First, Tesla got kicked out of the S&P 500 ESG index:
“This week, S&P Global SPGI +2.51% ’s (SPGI) S&P Dow Jones Indices division said that Tesla (TSLA), which CEO Elon Musk says he founded to put the world on a path to a sustainable-energy future, doesn’t have a comprehensive low-carbon strategy and no longer qualifies for inclusion in the S&P 500 ESG Index (SPXESUP).
Tesla was “ineligible for index inclusion due to its low S&P DJI ESG Score,” Margaret Dorn, head of ESG Indices, North America, at S&P Dow Jones Indices, wrote in a blog post explaining the decision. “So, while Tesla’s S&P DJI ESG Score has remained fairly stable year-over-year, it was pushed further down the ranks relative to its global industry group peers.””
After that, its CEO Elon Musk called ESG a scam:
“This week, a major move to cut Tesla from a closely followed environmental, social and governance (ESG) index brought anger and relief in nearly equal measure.
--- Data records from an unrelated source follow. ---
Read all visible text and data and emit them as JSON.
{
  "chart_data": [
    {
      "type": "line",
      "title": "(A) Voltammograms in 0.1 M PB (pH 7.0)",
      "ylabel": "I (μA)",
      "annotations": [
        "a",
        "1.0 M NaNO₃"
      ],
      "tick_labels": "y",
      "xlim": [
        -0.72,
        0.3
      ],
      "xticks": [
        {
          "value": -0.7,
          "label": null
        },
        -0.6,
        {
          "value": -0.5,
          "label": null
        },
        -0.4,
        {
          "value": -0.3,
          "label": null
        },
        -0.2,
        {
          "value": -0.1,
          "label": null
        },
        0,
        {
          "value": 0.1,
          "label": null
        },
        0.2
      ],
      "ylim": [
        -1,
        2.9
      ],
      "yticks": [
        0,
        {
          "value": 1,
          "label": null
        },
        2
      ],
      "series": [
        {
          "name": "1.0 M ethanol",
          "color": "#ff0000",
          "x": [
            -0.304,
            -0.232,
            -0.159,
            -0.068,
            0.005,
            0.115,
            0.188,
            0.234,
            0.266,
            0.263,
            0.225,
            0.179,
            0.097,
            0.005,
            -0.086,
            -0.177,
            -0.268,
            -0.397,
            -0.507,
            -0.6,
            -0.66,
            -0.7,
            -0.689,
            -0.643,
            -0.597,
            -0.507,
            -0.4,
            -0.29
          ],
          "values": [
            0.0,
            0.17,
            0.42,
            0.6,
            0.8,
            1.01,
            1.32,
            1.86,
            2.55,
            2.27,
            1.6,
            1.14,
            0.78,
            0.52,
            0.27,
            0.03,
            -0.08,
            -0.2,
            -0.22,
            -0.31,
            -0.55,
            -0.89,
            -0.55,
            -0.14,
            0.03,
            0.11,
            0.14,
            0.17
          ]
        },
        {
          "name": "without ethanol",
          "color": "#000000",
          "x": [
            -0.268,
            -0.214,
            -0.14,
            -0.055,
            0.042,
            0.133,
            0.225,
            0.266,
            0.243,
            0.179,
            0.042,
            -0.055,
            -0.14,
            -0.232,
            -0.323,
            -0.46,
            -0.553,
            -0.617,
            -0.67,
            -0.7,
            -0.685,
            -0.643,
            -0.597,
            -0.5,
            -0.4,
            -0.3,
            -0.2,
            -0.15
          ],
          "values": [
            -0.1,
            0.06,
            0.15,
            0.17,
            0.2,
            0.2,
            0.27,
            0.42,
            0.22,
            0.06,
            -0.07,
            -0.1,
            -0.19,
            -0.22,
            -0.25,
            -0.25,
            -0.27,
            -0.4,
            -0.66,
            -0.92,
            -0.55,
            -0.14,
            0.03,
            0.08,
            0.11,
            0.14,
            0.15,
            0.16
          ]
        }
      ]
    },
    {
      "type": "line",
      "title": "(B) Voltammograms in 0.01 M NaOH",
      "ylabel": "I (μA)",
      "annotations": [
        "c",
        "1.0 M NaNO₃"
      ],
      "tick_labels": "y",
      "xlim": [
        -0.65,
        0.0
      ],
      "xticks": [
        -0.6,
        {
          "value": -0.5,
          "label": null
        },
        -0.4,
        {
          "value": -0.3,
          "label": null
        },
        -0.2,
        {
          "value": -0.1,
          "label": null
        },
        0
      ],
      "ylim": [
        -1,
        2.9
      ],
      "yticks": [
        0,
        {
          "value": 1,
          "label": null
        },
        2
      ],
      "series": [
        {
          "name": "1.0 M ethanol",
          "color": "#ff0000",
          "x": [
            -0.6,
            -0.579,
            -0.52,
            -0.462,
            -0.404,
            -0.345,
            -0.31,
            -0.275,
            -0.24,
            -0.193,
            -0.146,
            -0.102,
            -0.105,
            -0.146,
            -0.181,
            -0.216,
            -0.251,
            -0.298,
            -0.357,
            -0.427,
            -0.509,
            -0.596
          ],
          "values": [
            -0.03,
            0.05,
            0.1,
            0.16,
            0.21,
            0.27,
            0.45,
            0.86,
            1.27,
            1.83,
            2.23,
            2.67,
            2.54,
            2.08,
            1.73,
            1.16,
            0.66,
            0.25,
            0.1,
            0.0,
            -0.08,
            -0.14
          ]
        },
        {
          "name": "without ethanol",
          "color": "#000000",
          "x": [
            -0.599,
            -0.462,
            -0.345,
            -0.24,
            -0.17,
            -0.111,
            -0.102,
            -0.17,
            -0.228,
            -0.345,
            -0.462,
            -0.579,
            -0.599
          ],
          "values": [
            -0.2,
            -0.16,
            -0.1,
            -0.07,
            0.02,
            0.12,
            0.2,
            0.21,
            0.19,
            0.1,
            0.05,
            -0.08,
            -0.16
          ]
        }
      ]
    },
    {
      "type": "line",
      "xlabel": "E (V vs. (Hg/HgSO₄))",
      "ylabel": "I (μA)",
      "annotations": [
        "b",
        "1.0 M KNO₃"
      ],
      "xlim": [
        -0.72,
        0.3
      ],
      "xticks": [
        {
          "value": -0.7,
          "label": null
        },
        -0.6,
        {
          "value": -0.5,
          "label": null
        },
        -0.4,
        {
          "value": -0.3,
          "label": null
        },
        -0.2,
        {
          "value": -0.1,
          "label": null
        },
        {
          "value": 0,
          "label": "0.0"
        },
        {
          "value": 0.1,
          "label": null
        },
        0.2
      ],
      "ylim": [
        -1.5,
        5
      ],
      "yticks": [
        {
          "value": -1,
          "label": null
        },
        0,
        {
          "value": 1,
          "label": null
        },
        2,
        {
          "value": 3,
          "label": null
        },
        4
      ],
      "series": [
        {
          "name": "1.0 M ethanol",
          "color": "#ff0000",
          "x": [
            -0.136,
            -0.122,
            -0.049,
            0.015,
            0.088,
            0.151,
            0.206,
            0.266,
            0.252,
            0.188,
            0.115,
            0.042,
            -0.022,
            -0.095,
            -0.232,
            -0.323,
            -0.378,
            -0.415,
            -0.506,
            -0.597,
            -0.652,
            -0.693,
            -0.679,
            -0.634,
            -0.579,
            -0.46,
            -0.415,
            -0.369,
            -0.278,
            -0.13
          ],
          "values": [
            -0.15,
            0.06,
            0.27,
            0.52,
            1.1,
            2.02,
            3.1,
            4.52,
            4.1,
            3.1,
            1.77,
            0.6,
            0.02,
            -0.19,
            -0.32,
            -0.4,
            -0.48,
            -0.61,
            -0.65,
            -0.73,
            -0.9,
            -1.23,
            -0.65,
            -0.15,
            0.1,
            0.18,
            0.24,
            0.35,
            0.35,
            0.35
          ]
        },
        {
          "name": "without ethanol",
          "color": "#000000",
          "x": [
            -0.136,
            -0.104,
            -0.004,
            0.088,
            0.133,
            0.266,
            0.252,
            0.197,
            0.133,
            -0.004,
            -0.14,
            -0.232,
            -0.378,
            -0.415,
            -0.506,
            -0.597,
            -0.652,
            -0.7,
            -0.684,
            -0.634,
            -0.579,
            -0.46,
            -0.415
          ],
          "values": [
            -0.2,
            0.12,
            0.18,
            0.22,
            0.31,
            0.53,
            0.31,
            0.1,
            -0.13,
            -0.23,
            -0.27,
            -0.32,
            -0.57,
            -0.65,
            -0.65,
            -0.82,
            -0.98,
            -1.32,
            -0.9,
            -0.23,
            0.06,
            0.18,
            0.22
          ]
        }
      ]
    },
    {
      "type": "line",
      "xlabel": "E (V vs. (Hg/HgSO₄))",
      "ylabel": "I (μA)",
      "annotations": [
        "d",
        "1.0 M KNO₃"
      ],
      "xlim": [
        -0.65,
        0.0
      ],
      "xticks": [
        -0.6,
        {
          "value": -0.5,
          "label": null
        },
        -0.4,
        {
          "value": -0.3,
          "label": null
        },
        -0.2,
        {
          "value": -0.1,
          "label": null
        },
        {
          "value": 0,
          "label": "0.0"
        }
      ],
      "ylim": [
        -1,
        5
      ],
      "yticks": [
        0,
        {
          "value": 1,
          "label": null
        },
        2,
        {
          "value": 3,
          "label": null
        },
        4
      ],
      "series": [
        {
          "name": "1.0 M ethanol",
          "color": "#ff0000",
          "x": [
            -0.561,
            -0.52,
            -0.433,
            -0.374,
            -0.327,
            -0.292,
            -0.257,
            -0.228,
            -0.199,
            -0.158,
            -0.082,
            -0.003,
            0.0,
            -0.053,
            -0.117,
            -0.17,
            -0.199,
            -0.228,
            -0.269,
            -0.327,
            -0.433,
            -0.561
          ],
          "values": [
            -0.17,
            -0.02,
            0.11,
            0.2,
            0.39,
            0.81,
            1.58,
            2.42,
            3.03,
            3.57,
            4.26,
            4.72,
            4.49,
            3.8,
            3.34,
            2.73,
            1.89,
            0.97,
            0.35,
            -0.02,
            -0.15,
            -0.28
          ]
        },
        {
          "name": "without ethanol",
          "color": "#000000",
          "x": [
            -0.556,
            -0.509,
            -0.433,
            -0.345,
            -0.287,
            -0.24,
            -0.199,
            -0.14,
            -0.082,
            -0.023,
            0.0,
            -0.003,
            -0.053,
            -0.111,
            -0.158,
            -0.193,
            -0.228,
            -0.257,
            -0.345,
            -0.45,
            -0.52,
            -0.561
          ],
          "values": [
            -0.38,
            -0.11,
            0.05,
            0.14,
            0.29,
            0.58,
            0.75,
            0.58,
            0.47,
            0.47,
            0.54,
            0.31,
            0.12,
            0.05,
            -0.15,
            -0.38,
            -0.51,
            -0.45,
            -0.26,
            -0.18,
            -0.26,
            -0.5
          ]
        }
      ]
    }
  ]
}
Defiance was on display from Standard & Poor’s, which rejected Tesla from its ESG index; annoyance emerged from Tesla TSLA, 1.20% investors, including well-known asset manager and Tesla bull Cathie Wood. There was also a seething snapback from Elon Musk….
“ESG is a scam. It has been weaponized by phony social justice warriors,” tweeted Musk, lamenting that ExxonMobil topped Tesla.
“Ridiculous,” was Wood’s terse response to Tesla’s removal.”